Rapid drop in blood pressure potential modifiable risk factor for dementia

Patient having a blood pressure measurement at the hospital
Photo: iStock Photo: iStock

Hi there Xin Xia! You are about to defend your thesis entitled “Cardiovascular Health, Orthostatic Hypotension, and Cognitive Aging”. Could you tell us a little bit more?

portrait of Xin Xia at ARC
Xin Xia. Photo: private

The main aim of my thesis is to evaluate the associations of cardiovascular health and orthostatic hypotension (a significant drop in blood pressure after standing up from a lying position) with cognitive ageing in older adults.

Cardiovascular health was defined according to the American Heart Association’s Life’s Simple 7 (LS7) criteria, which consider seven well-known factors influencing cardiovascular health (smoking, body mass index, physical activity, diet, blood pressure, fasting plasma glucose, and total cholesterol). Both LS7-defined poor cardiovascular health and orthostatic hypotension have been associated with elevated risk of cardiovascular diseases and dementia in previous research.

We conducted epidemiological studies using data from the Swedish National Study on Aging and Care in Kungsholmen to further examine the role of LS7-defined cardiovascular health and orthostatic hypotension in cognitive aging in older adults.

What are the most important results?

We found that people with better cardiovascular health, defined by LS7, had a lower risk of developing dementia and longer life years spent in normal cognition. However, these results were only observed in younger old adults (e.g., <80 years) but not in older old adults (e.g., ≥80 years).
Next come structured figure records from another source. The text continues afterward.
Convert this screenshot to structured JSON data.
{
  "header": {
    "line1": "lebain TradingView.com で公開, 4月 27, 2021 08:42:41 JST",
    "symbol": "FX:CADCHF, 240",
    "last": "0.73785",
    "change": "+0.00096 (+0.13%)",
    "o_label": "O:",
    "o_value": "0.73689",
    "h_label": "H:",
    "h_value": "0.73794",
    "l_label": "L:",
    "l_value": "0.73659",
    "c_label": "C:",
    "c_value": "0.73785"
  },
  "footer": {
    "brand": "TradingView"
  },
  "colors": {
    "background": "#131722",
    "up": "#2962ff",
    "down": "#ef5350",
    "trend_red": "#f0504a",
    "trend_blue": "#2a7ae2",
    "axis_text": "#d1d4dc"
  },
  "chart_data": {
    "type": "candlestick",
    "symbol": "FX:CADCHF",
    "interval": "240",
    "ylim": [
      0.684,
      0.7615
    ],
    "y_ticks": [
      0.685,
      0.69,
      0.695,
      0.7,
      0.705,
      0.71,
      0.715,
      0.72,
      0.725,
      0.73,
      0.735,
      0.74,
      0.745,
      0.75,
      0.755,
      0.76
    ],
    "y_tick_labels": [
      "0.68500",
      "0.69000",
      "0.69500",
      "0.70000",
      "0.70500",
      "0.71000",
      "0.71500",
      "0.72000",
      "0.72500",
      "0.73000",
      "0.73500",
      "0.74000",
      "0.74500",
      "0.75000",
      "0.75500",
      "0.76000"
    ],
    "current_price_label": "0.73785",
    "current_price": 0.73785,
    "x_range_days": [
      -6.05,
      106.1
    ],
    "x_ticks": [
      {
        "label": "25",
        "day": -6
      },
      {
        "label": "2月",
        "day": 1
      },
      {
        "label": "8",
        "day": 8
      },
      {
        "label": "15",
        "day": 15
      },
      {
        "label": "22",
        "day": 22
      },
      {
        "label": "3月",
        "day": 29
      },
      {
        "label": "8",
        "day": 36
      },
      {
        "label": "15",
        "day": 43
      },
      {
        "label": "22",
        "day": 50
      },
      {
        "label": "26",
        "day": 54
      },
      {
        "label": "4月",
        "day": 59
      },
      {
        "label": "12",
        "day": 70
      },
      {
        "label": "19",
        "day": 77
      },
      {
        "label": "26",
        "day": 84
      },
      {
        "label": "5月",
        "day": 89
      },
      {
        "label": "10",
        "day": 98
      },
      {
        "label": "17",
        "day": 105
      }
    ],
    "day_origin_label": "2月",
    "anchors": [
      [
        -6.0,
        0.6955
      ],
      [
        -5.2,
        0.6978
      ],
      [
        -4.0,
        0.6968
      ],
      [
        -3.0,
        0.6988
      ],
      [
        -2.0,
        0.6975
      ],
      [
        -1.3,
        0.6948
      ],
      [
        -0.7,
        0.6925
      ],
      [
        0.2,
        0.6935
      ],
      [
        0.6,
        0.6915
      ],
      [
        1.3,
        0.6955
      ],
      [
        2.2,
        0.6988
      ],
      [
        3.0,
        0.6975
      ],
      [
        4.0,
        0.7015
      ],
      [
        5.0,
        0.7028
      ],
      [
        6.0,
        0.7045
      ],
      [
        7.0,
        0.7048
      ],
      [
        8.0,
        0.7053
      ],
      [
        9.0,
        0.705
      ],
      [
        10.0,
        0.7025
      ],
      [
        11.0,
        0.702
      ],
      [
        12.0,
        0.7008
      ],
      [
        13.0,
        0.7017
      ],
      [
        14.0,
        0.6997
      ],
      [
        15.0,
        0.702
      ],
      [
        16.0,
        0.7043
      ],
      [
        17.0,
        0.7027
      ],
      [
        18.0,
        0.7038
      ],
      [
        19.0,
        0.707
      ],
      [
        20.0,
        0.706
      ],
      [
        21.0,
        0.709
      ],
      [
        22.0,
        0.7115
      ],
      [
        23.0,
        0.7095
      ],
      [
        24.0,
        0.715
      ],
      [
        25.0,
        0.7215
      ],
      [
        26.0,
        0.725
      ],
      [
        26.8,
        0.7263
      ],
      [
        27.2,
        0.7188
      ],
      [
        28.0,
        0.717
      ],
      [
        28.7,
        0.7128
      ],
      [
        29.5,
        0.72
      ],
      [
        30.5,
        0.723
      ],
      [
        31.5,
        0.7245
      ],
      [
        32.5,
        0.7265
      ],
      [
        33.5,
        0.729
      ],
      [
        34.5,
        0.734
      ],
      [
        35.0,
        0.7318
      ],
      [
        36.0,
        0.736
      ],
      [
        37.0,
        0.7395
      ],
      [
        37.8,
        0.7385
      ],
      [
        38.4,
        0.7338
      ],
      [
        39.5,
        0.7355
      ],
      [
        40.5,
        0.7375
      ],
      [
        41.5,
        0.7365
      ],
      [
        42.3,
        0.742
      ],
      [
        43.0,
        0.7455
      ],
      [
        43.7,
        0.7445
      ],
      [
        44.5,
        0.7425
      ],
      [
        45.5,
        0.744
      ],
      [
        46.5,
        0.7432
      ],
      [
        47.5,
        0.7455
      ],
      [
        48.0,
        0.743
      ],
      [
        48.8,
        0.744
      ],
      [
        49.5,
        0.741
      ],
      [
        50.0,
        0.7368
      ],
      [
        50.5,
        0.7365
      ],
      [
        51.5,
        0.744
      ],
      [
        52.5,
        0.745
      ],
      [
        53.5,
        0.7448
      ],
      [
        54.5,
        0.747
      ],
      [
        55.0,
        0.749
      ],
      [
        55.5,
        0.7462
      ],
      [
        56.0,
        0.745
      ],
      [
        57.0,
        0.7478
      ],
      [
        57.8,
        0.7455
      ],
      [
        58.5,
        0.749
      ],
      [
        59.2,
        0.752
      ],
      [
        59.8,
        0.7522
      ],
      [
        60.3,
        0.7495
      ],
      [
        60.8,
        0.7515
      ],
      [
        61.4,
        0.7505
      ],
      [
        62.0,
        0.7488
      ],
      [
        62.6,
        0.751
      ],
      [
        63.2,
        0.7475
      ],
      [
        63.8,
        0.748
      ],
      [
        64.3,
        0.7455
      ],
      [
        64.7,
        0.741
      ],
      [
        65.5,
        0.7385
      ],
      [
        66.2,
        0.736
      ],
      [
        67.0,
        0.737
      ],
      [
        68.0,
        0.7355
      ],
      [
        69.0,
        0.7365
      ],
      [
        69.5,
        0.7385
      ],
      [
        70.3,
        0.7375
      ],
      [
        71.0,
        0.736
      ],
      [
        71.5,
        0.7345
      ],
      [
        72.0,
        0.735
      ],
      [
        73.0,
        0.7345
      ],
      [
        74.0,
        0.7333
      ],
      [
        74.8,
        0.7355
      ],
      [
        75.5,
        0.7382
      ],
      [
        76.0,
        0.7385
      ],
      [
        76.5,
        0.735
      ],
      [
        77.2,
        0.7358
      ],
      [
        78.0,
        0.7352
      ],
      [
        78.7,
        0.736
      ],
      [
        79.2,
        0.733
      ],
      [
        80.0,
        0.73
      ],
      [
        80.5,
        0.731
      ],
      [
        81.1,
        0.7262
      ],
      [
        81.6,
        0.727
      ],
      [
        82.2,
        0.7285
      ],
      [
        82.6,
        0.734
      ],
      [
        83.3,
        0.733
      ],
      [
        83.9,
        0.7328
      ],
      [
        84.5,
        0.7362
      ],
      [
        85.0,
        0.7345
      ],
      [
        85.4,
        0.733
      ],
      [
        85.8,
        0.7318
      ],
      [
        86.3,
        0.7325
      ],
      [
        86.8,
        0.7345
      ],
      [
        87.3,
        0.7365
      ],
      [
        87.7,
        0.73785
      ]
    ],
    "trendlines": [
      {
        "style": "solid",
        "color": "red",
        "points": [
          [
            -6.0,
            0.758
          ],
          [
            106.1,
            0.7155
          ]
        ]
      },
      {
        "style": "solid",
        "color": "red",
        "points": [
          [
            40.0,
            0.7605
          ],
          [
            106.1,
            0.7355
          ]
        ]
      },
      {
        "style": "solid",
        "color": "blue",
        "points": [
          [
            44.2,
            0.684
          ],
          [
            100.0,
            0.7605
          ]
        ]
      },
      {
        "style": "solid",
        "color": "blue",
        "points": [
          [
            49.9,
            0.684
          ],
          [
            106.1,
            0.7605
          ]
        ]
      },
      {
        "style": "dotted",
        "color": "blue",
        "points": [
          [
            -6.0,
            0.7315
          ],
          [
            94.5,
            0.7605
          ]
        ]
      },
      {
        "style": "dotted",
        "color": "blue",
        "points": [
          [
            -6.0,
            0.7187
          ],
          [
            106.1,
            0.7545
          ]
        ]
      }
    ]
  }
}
We also found that people with orthostatic hypotension were more likely to develop cardiovascular diseases and dementia in the future. The association between orthostatic hypotension and dementia seemed not to be fully explained by common vascular risk factors (e.g., hypertension, diabetes), comorbidities (e.g., heart failure, Parkinson’s disease), and frailty, which can increase the likelihood of having orthostatic hypotension.
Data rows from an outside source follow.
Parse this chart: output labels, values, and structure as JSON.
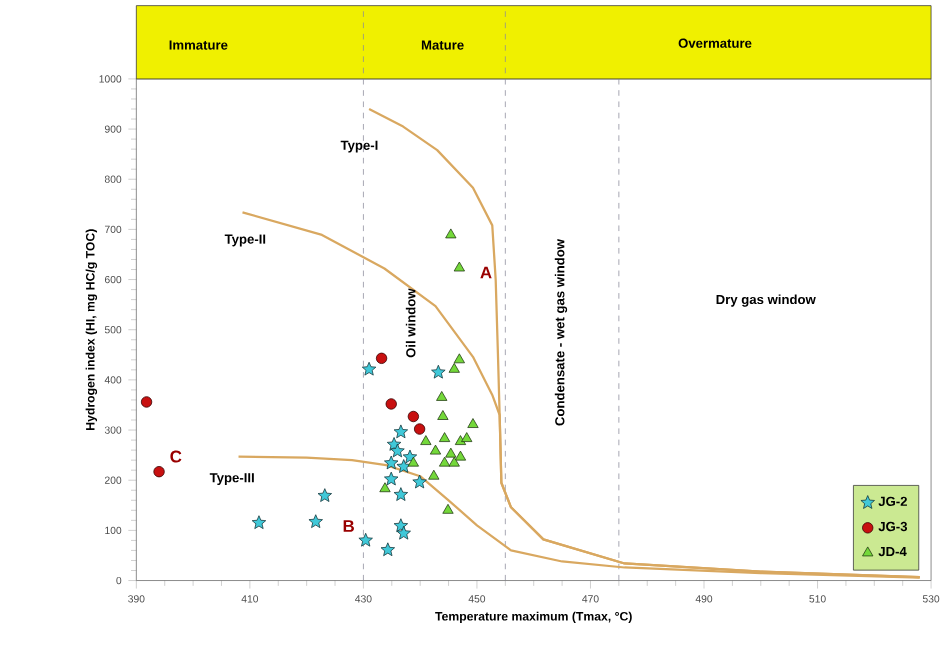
{
  "chart_data": {
    "type": "scatter",
    "xlabel": "Temperature maximum (Tmax, °C)",
    "ylabel": "Hydrogen index (HI, mg HC/g TOC)",
    "xlim": [
      390,
      530
    ],
    "xticks": [
      390,
      410,
      430,
      450,
      470,
      490,
      510,
      530
    ],
    "ylim": [
      0,
      1000
    ],
    "yticks": [
      0,
      100,
      200,
      300,
      400,
      500,
      600,
      700,
      800,
      900,
      1000
    ],
    "grid": false,
    "legend": "bottom right",
    "ref_lines": [
      {
        "axis": "x",
        "value": 430,
        "color": "#8a8a9a",
        "line_style": "dashed"
      },
      {
        "axis": "x",
        "value": 455,
        "color": "#8a8a9a",
        "line_style": "dashed"
      },
      {
        "axis": "x",
        "value": 475,
        "color": "#8a8a9a",
        "line_style": "dashed"
      }
    ],
    "series": [
      {
        "type": "line",
        "color": "#d9a860",
        "marker": "none",
        "x": [
          431,
          437,
          443,
          449.3,
          452.7,
          453.3,
          453.7,
          454,
          454.3,
          456,
          461.7,
          476,
          500,
          528
        ],
        "values": [
          940,
          905,
          858,
          783,
          708,
          600,
          450,
          330,
          195,
          146,
          82,
          34,
          18,
          7
        ]
      },
      {
        "type": "line",
        "color": "#d9a860",
        "marker": "none",
        "x": [
          408.7,
          422.7,
          433.7,
          442.7,
          449.3,
          452.7,
          454,
          454.3,
          456,
          461.7,
          476,
          500,
          528
        ],
        "values": [
          734,
          689,
          622,
          547,
          446,
          370,
          330,
          195,
          146,
          82,
          34,
          18,
          7
        ]
      },
      {
        "type": "line",
        "color": "#d9a860",
        "marker": "none",
        "x": [
          408,
          420,
          428,
          434,
          440,
          445,
          450,
          456,
          465,
          476,
          500,
          528
        ],
        "values": [
          247,
          245,
          240,
          230,
          208,
          160,
          110,
          60,
          38,
          26,
          15,
          6
        ]
      },
      {
        "name": "JG-2",
        "color": "#40c8d8",
        "marker": "star",
        "x": [
          431,
          443.2,
          436.6,
          435.4,
          436,
          438.2,
          434.9,
          437.1,
          434.9,
          439.9,
          436.6,
          423.2,
          411.6,
          421.6,
          436.6,
          430.4,
          437.1,
          434.3
        ],
        "values": [
          421,
          415,
          296,
          271,
          258,
          246,
          234,
          227,
          202,
          196,
          171,
          169,
          115,
          117,
          109,
          80,
          94,
          61
        ]
      },
      {
        "name": "JG-3",
        "color": "#c81010",
        "marker": "circle",
        "x": [
          433.2,
          434.9,
          438.8,
          439.9,
          391.8,
          394
        ],
        "values": [
          443,
          352,
          327,
          302,
          356,
          217
        ]
      },
      {
        "name": "JD-4",
        "color": "#74d83a",
        "marker": "triangle",
        "x": [
          445.4,
          446.9,
          446.9,
          446,
          443.8,
          444,
          449.3,
          441,
          444.3,
          447.1,
          448.2,
          442.7,
          445.4,
          447.1,
          438.8,
          444.3,
          446,
          442.4,
          433.8,
          444.9
        ],
        "values": [
          689,
          623,
          440,
          421,
          365,
          327,
          311,
          277,
          283,
          277,
          283,
          258,
          252,
          246,
          234,
          234,
          234,
          208,
          183,
          140
        ]
      }
    ],
    "annotations": [
      {
        "text": "Type-I",
        "x": 429.3,
        "y": 865
      },
      "Type-II",
      "Type-III",
      {
        "text": "A",
        "x": 451.6,
        "y": 614
      },
      "B",
      "C",
      "Oil window",
      "Condensate - wet gas window",
      "Dry gas window",
      "Immature",
      "Mature",
      "Overmature"
    ]
  }
}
How can this new knowledge contribute to the improvement of people’s health?

The findings have several implications. LS7 may be a useful tool for promoting cognitive health and prolonging cognitive impairment-free life years in younger old adults. However, LS7 may not be good enough to promote healthy cognitive ageing in older old adults.

Another implication of the findings is that orthostatic hypotension may be a potential modifiable risk factor for dementia. However, much more research needs to be done to establish whether orthostatic hypotension is a marker of subclinical or clinical conditions or is an independent risk factor for dementia. If orthostatic hypotension is an independent risk factor for dementia, it will be beneficial to manage orthostatic hypotension from the perspective of dementia prevention. 

What are your plans right now and in the future?

I am looking for opportunities to continue conducting epidemiological research in the field of dementia and ageing in general in the future. In addition, I hope I can have opportunities to develop new methodologies that can help improve the quality of epidemiological studies and observational studies.